Collapse collection to a single file
Having created a collection to parallelize the docking procedure, we can now recombine the results to a single file.
Hands-on: Collapse collection
- Collapse Collection ( Galaxy version 4.2) with the following parameters:
- “Collection of files to collapse into single dataset”: Output of docking step
- Rename to
Docked poses SDF
.
The output file should contain around 1,900 docked poses in SDF format.
Pose scoring with TransFS
In this step, we carry out scoring of the poses using TransFS. This is a deep learning approach developed at the University of Oxford, employing augmentation of training data with incorrectly docked ligands to prompt the model to learn from protein-ligand interactions. (Scantlebury 2019)
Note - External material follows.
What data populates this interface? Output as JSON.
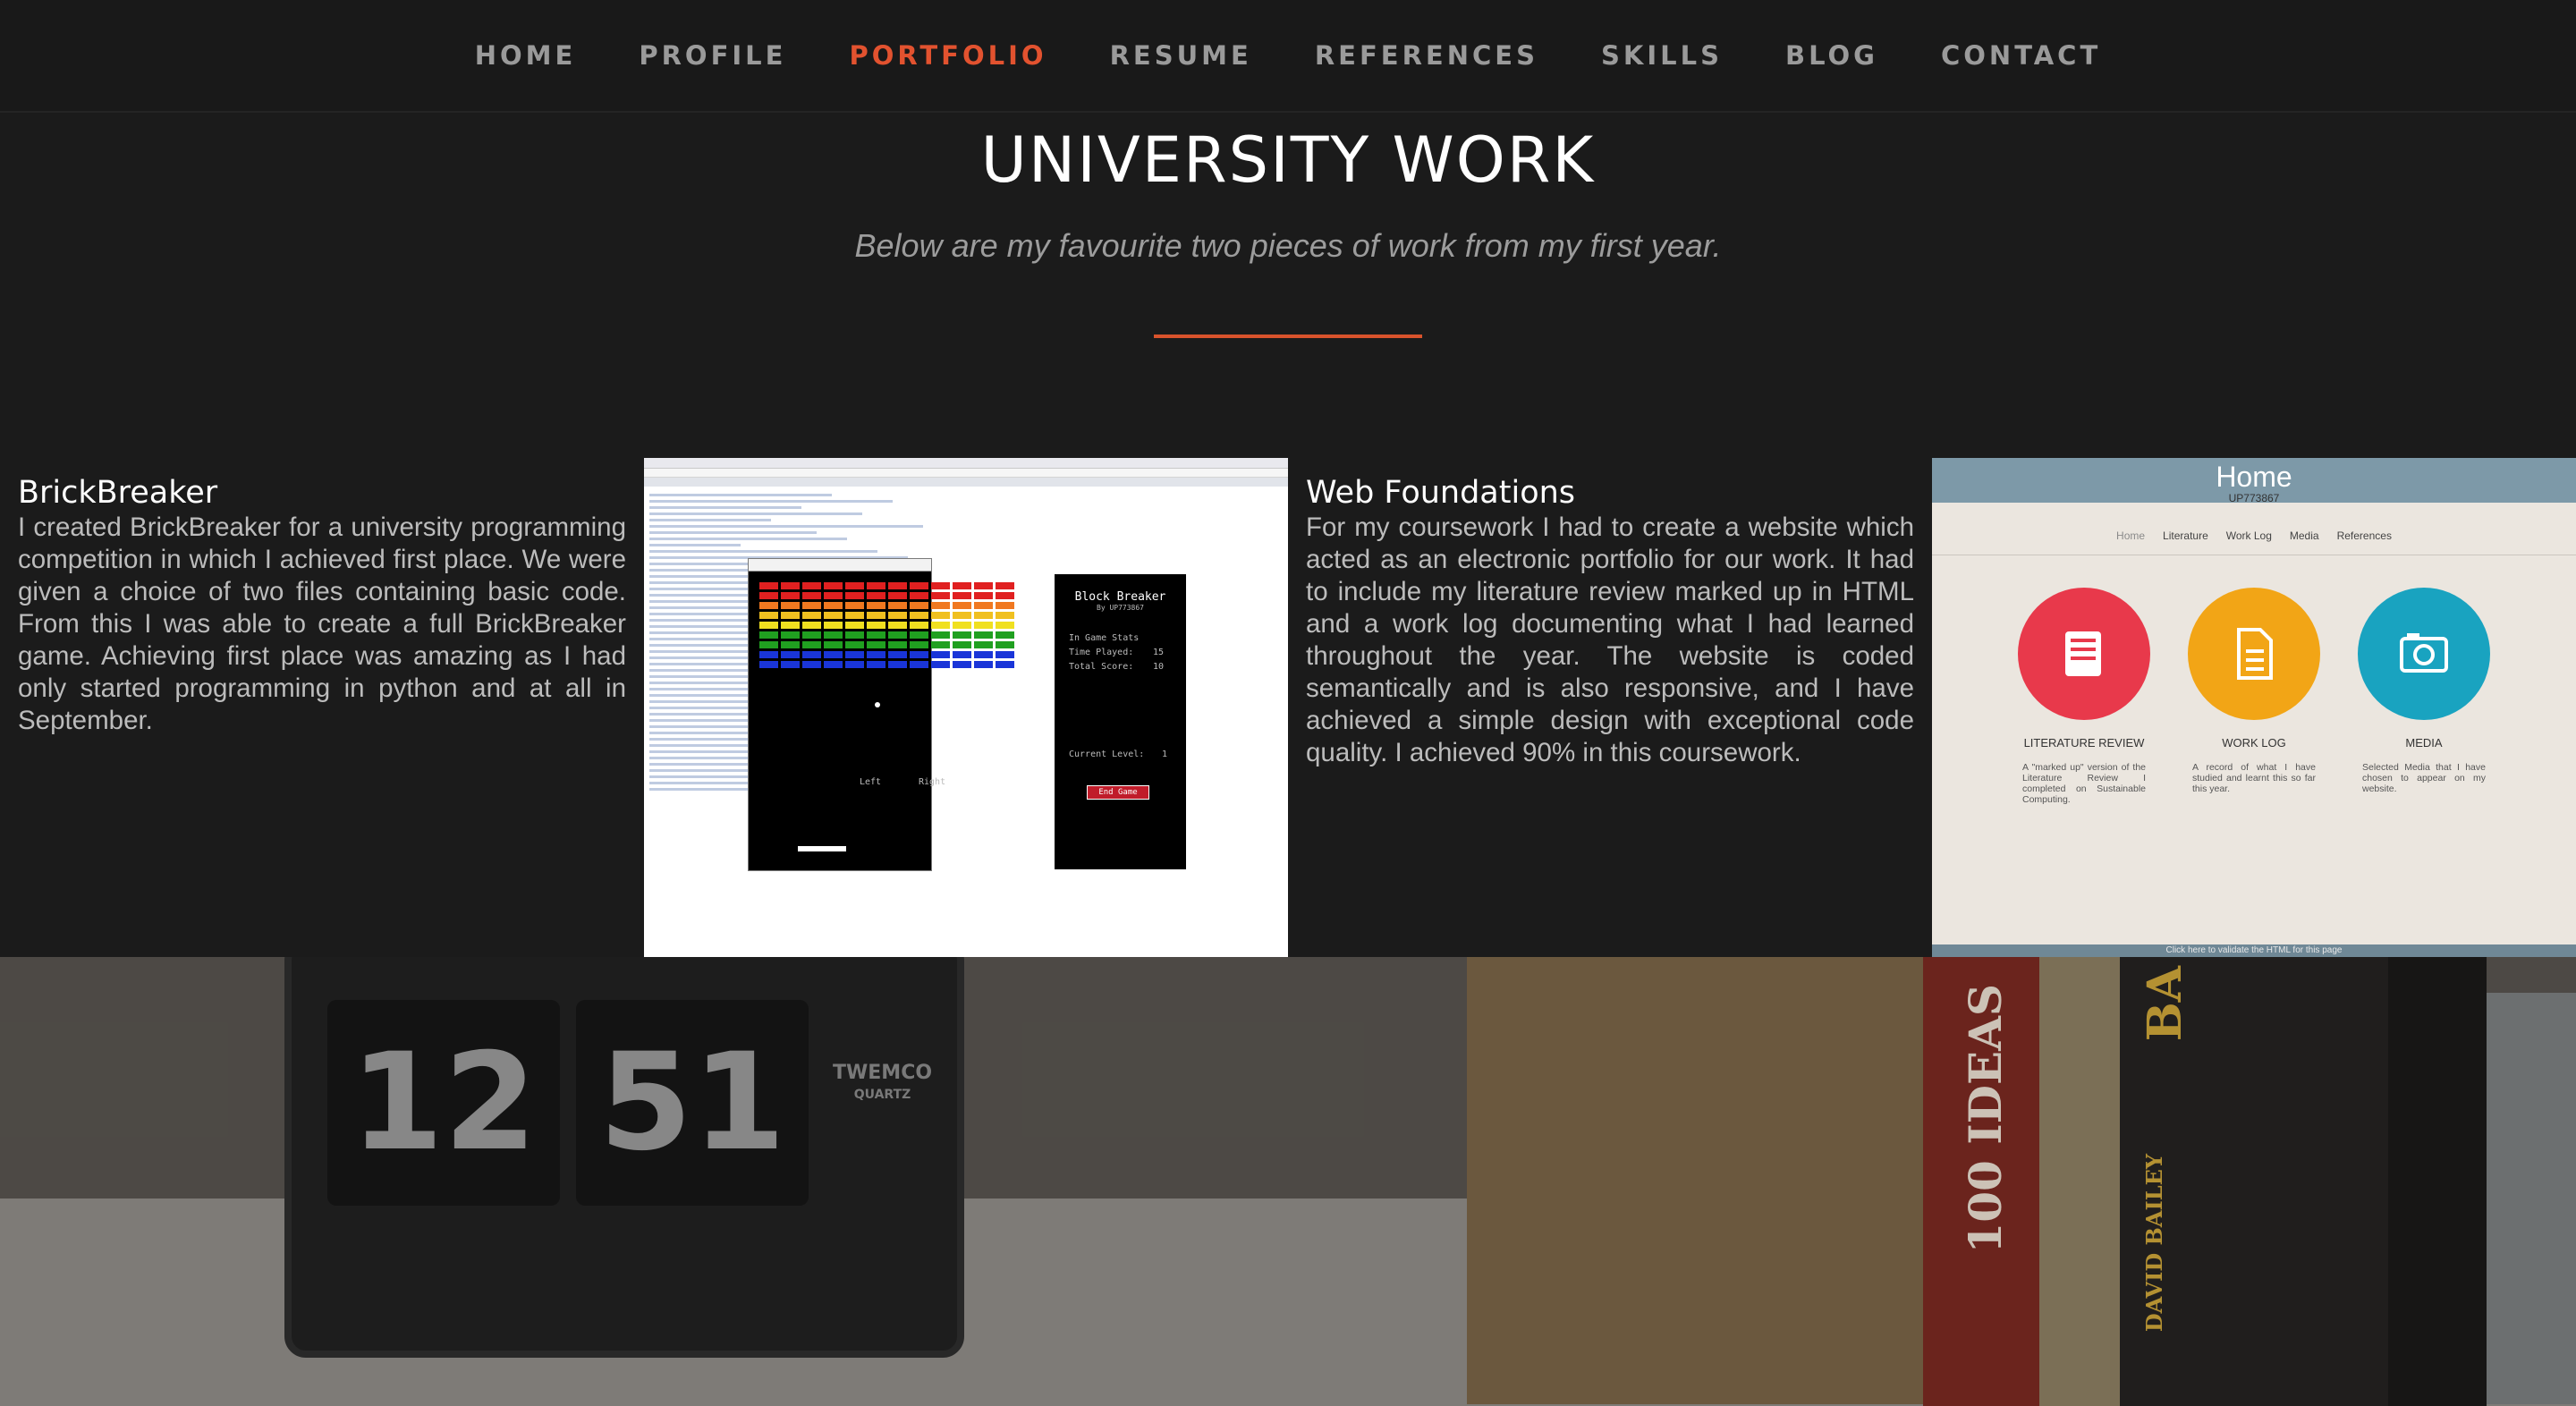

The TransFS scoring returns a value (saved as <TransFSScore>
in the SDF file) between 0 (poor) and 1 (good).
Hands-on: TransFS scoring
- XChem TransFS pose scoring ( Galaxy version 0.4.0) with the following parameters:
- “Receptor”:
Receptor PDB
- “Ligands”:
Docked poses SDF
- “Distance to waters”:
2
Pose scoring with SuCOS
This step involves scoring of the poses from each molecule against the original fragment screening hit ligands using the SuCOS MAX shape and feature overlay algorithm. (Leong 2019) The conformation and position of the poses are compared to known structures (i.e. the fragment hits) to determine a score.
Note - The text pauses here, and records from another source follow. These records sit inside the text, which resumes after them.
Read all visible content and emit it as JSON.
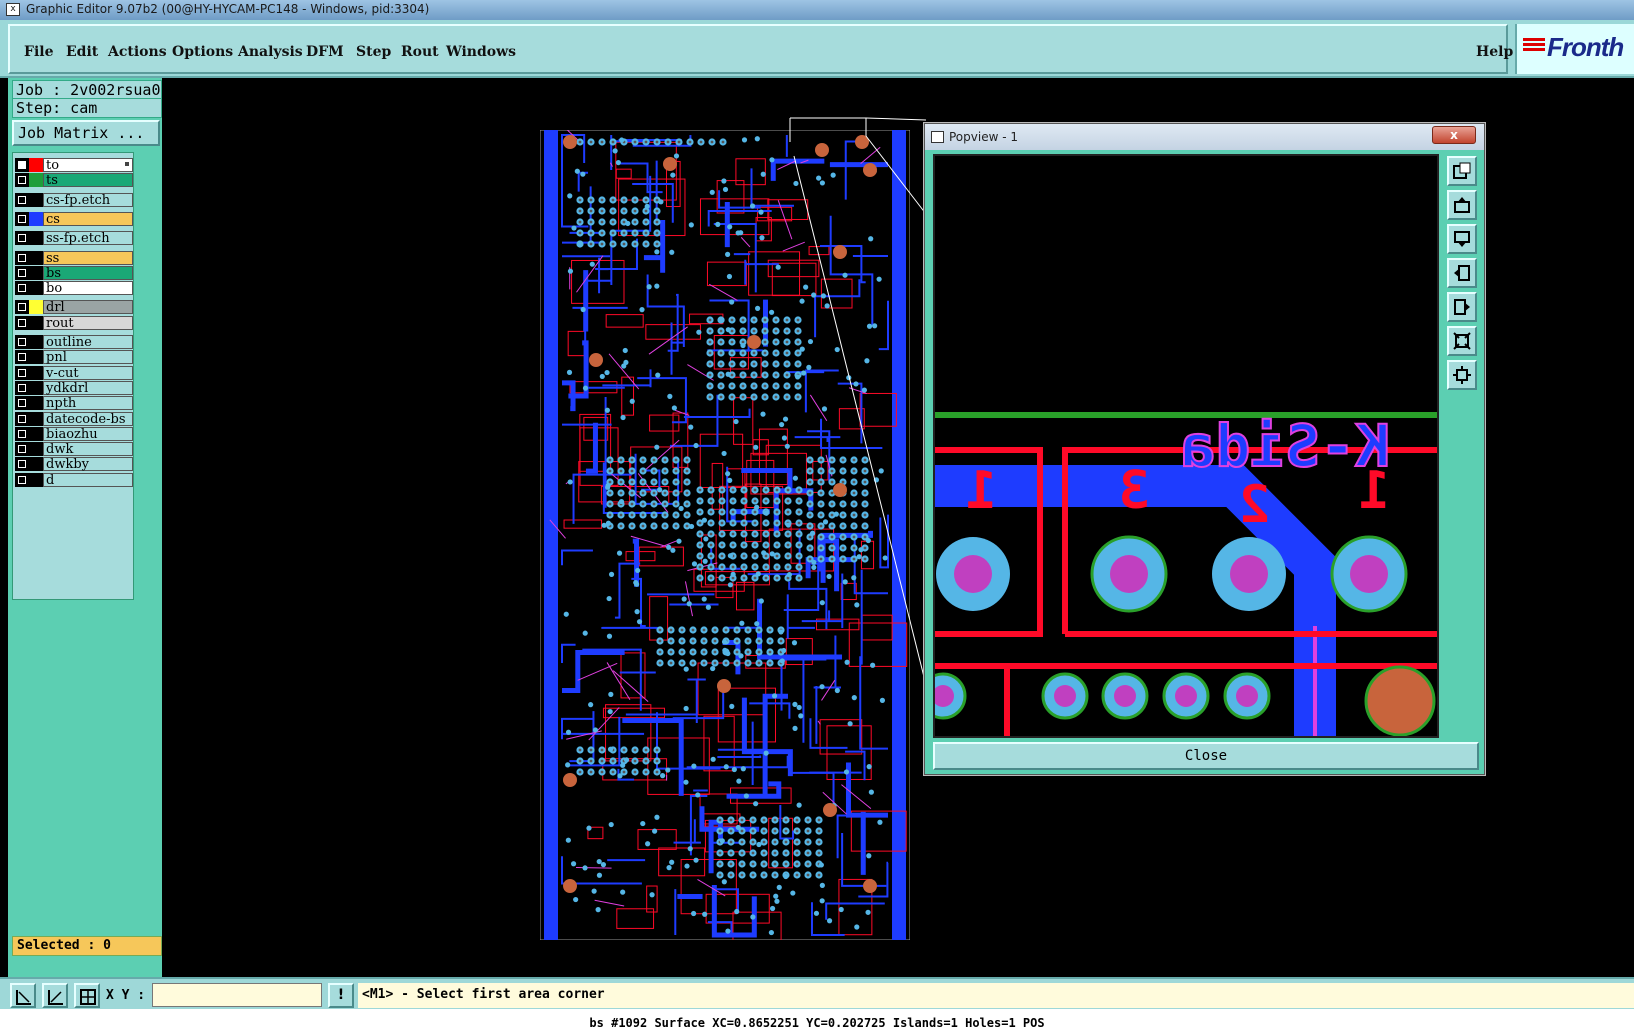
{
  "window": {
    "title": "Graphic Editor 9.07b2 (00@HY-HYCAM-PC148 - Windows, pid:3304)"
  },
  "menu": {
    "items": [
      {
        "label": "File"
      },
      {
        "label": "Edit"
      },
      {
        "label": "Actions"
      },
      {
        "label": "Options"
      },
      {
        "label": "Analysis"
      },
      {
        "label": "DFM"
      },
      {
        "label": "Step"
      },
      {
        "label": "Rout"
      },
      {
        "label": "Windows"
      }
    ],
    "help": "Help"
  },
  "logo": {
    "text": "Fronth"
  },
  "job": {
    "label": "Job : 2v002rsua0",
    "step": "Step: cam",
    "matrix_button": "Job Matrix ..."
  },
  "layers": [
    {
      "name": "to",
      "color": "#ff0000",
      "fill": "#ffffff",
      "on": true
    },
    {
      "name": "ts",
      "color": "#1e9e3a",
      "fill": "#1aa876",
      "on": false
    },
    {
      "name": "cs-fp.etch",
      "color": "#000000",
      "fill": "#a6dcdc",
      "on": false
    },
    {
      "name": "cs",
      "color": "#1e3cff",
      "fill": "#f6c75a",
      "on": false
    },
    {
      "name": "ss-fp.etch",
      "color": "#000000",
      "fill": "#a6dcdc",
      "on": false
    },
    {
      "name": "ss",
      "color": "#000000",
      "fill": "#f6c75a",
      "on": false
    },
    {
      "name": "bs",
      "color": "#000000",
      "fill": "#1aa876",
      "on": false
    },
    {
      "name": "bo",
      "color": "#000000",
      "fill": "#ffffff",
      "on": false
    },
    {
      "name": "drl",
      "color": "#ffff33",
      "fill": "#9aa4a4",
      "on": false
    },
    {
      "name": "rout",
      "color": "#000000",
      "fill": "#d8d8d8",
      "on": false
    },
    {
      "name": "outline",
      "color": "#000000",
      "fill": "#a6dcdc",
      "on": false
    },
    {
      "name": "pnl",
      "color": "#000000",
      "fill": "#a6dcdc",
      "on": false
    },
    {
      "name": "v-cut",
      "color": "#000000",
      "fill": "#a6dcdc",
      "on": false
    },
    {
      "name": "ydkdrl",
      "color": "#000000",
      "fill": "#a6dcdc",
      "on": false
    },
    {
      "name": "npth",
      "color": "#000000",
      "fill": "#a6dcdc",
      "on": false
    },
    {
      "name": "datecode-bs",
      "color": "#000000",
      "fill": "#a6dcdc",
      "on": false
    },
    {
      "name": "biaozhu",
      "color": "#000000",
      "fill": "#a6dcdc",
      "on": false
    },
    {
      "name": "dwk",
      "color": "#000000",
      "fill": "#a6dcdc",
      "on": false
    },
    {
      "name": "dwkby",
      "color": "#000000",
      "fill": "#a6dcdc",
      "on": false
    },
    {
      "name": "d",
      "color": "#000000",
      "fill": "#a6dcdc",
      "on": false
    }
  ],
  "selected": "Selected : 0",
  "bottom": {
    "xy_label": "X Y :",
    "xy_value": "",
    "excl": "!",
    "prompt": "<M1> - Select first area corner",
    "status": "bs #1092 Surface XC=0.8652251 YC=0.202725 Islands=1 Holes=1 POS"
  },
  "popview": {
    "title": "Popview - 1",
    "close_x": "x",
    "close_button": "Close",
    "text_mirror": "K-Sida",
    "pin_labels": [
      "1",
      "3",
      "2",
      "1"
    ]
  },
  "colors": {
    "panel": "#5ccfb2",
    "menu": "#a6dcdc",
    "trace_blue": "#1e3cff",
    "silk_red": "#ff0a28",
    "pad_cyan": "#55b6e6",
    "pad_magenta": "#c040c0",
    "copper": "#c8643c",
    "green_line": "#2aa02a"
  }
}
SuCOS scoring returns a value (saved as <Max_SuCOS_Score>
in the SDF file) between 0 (poor) and 1 (good).
Hands-on: SuCOS scoring
- Max SuCOS score ( Galaxy version 2020.03.4+galaxy0) with the following parameters:
- “Ligands to be scored”: Output of the TransFS step
- “Set of clusters to score against”:
Hits SDF
- Rename the output file to
Scored poses
.
Compound selection
The aim of the original study was to select 500 candidate molecules for synthesis and experimental study. In order to do this, the data for all fragment hits had to be combined (i.e. so that each compound was assigned the lowest score from all the fragments). The resulting table was then compared with a list of compounds available from Enamine and Chemspace and the 500 highest scoring matching compounds were selected for purchase.
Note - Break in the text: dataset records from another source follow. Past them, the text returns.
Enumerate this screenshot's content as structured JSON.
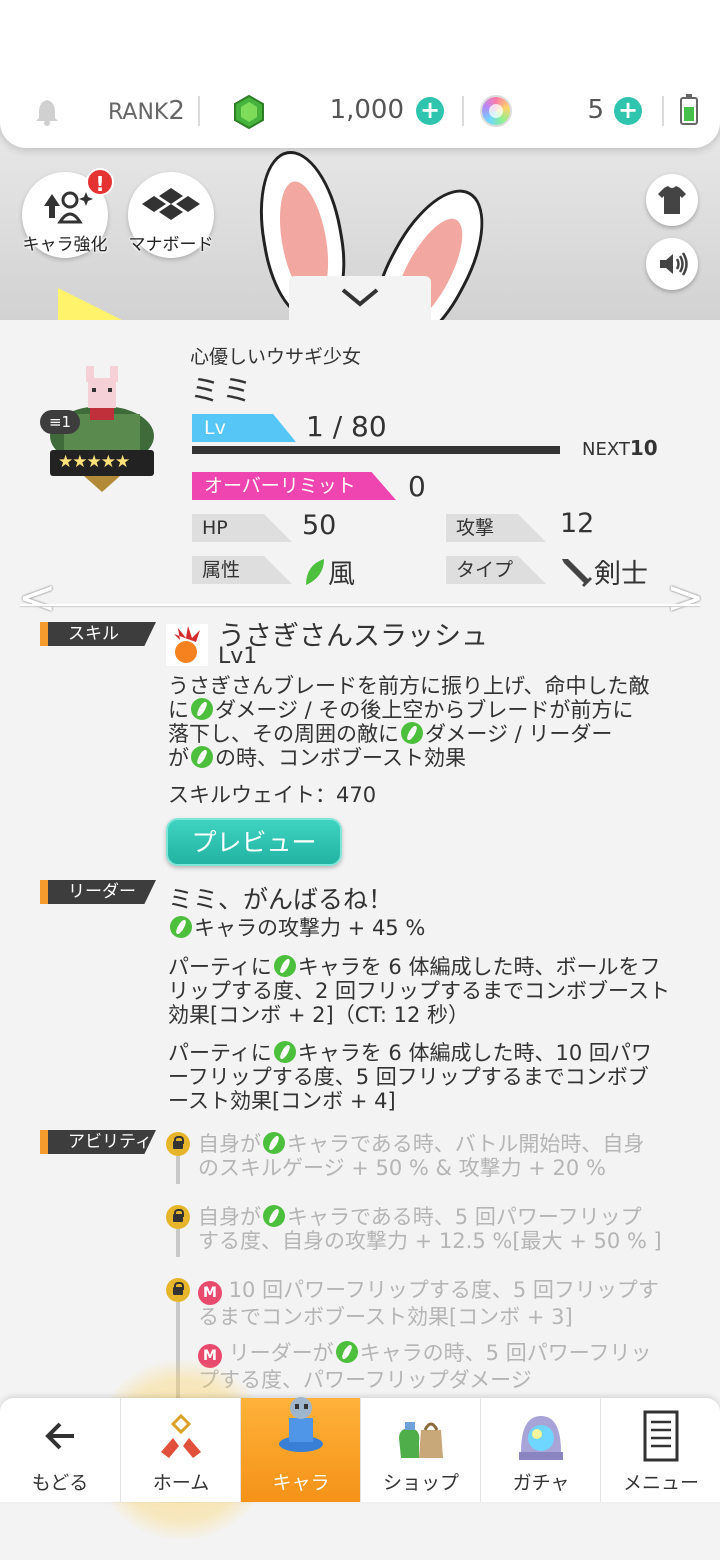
{
  "topbar": {
    "rank_label": "RANK",
    "rank_value": "2",
    "gems": "1,000",
    "orbs": "5",
    "icons": [
      "bell-icon",
      "gem-icon",
      "plus-icon",
      "orb-icon",
      "battery-icon"
    ]
  },
  "hero": {
    "upgrade_label": "キャラ強化",
    "upgrade_badge": "!",
    "manaboard_label": "マナボード"
  },
  "character": {
    "epithet": "心優しいウサギ少女",
    "name": "ミミ",
    "stack": "1",
    "stars": "★★★★★",
    "lv_label": "Lv",
    "lv_value": "1 / 80",
    "next_label": "NEXT",
    "next_value": "10",
    "overlimit_label": "オーバーリミット",
    "overlimit_value": "0",
    "hp_label": "HP",
    "hp_value": "50",
    "attack_label": "攻撃",
    "attack_value": "12",
    "element_label": "属性",
    "element_value": "風",
    "type_label": "タイプ",
    "type_value": "剣士"
  },
  "skill": {
    "section_label": "スキル",
    "name": "うさぎさんスラッシュ",
    "level": "Lv1",
    "desc_1": "うさぎさんブレードを前方に振り上げ、命中した敵",
    "desc_2": "ダメージ / その後上空からブレードが前方に",
    "desc_3": "落下し、その周囲の敵に",
    "desc_4": "ダメージ / リーダー",
    "desc_5": "が",
    "desc_6": "の時、コンボブースト効果",
    "desc_pre2": "に",
    "weight": "スキルウェイト：470",
    "preview_label": "プレビュー"
  },
  "leader": {
    "section_label": "リーダー",
    "title": "ミミ、がんばるね！",
    "effect_1": "キャラの攻撃力 + 45 %",
    "effect_2a": "パーティに",
    "effect_2b": "キャラを 6 体編成した時、ボールをフ",
    "effect_2c": "リップする度、2 回フリップするまでコンボブースト",
    "effect_2d": "効果[コンボ + 2]（CT: 12 秒）",
    "effect_3a": "パーティに",
    "effect_3b": "キャラを 6 体編成した時、10 回パワ",
    "effect_3c": "ーフリップする度、5 回フリップするまでコンボブ",
    "effect_3d": "ースト効果[コンボ + 4]"
  },
  "ability": {
    "section_label": "アビリティ",
    "a1a": "自身が",
    "a1b": "キャラである時、バトル開始時、自身",
    "a1c": "のスキルゲージ + 50 % & 攻撃力 + 20 %",
    "a2a": "自身が",
    "a2b": "キャラである時、5 回パワーフリップ",
    "a2c": "する度、自身の攻撃力 + 12.5 %[最大 + 50 % ]",
    "a3a": "10 回パワーフリップする度、5 回フリップす",
    "a3b": "るまでコンボブースト効果[コンボ + 3]",
    "a4a": "リーダーが",
    "a4b": "キャラの時、5 回パワーフリッ",
    "a4c": "プする度、パワーフリップダメージ",
    "m_badge": "M"
  },
  "bottomnav": {
    "back": "もどる",
    "home": "ホーム",
    "chara": "キャラ",
    "shop": "ショップ",
    "gacha": "ガチャ",
    "menu": "メニュー"
  },
  "colors": {
    "accent_teal": "#2fc4ae",
    "lv_blue": "#55c6f5",
    "overlimit_pink": "#ee45b0",
    "wind_green": "#4cbf3c",
    "section_orange": "#f59b2d",
    "nav_active": "#f59218"
  }
}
This step is skipped in the tutorial, as only 100 compounds were tested, using only a single fragment hit structure. If you want, though, check out the history and workflow used.
Conclusion
This tutorial guided you through docking and scoring of a small set of compounds to the MPro protein. Hopefully, you have a better understanding of how docking can be practically used, as well as how the original study was performed.